I was so happy about a detailed book (700+ pages) on a 'flash on devices' book. I've been wanting to know more about the intricacies of flash chips before I put them on my dev boards. Embedded development gets far less attention regarding literature than web programming. ... and then I was let down. :) A book on flash chips (NAND, NOR, XIP, various voltages and tricks) will have to wait for a better day.
I hate flash.
"Give orange me give eat orange me eat orange give me eat orange give me you." -Nim Chimpsky
Adobe wasn't able to produce a decent player for OS X in terms of security and performance. Do you think they are going to keep up with iPhone updates? They won't, but they don't care either, because anything special on one device, can't be ported to another. And their intention is to get a piece of the mobile market cake, not just to run on the iPhone. So the expected result will be applications featuring the lowest common denominator of all devices. So it's basically, you let me get to a position of power over your platform and I will give you sub standard applications in return. Not a good deal.

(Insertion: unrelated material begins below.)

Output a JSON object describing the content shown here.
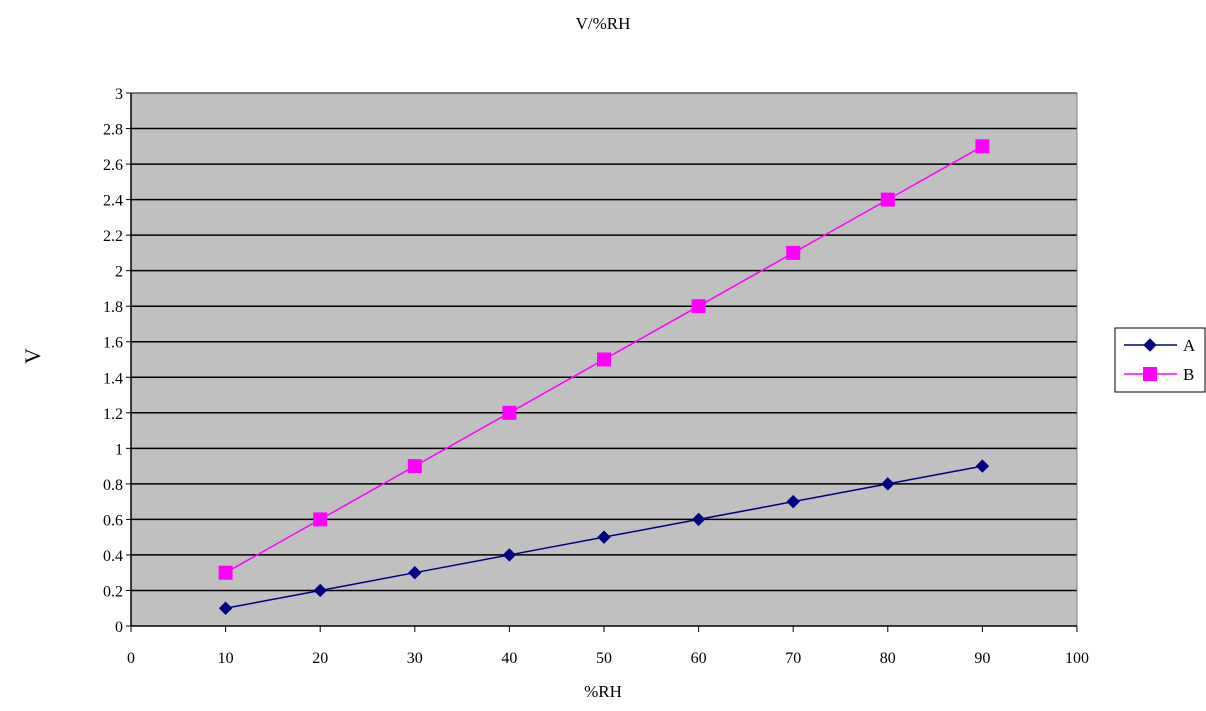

So foreseeing that, Adobe used the cry baby Lee Brimelow to create public opinion against Apple. Example: Flash is slow because evil Apple won't provide accelerated h264. That's a lie, you have accelerated video using the Quicktime API (which they finally use in the next Flash player), but don't expect a security nightmare like the Flash player to get direct hardware access just because you are Adobe. Not even if you really really want the chance to control the video codec to keep your options open.
And then there is the "work for a more ethical company", and "screw you Apple". No Adobe, YOU go be ethical creating a decent player for OS X, and forcing your tools into someone else's platform.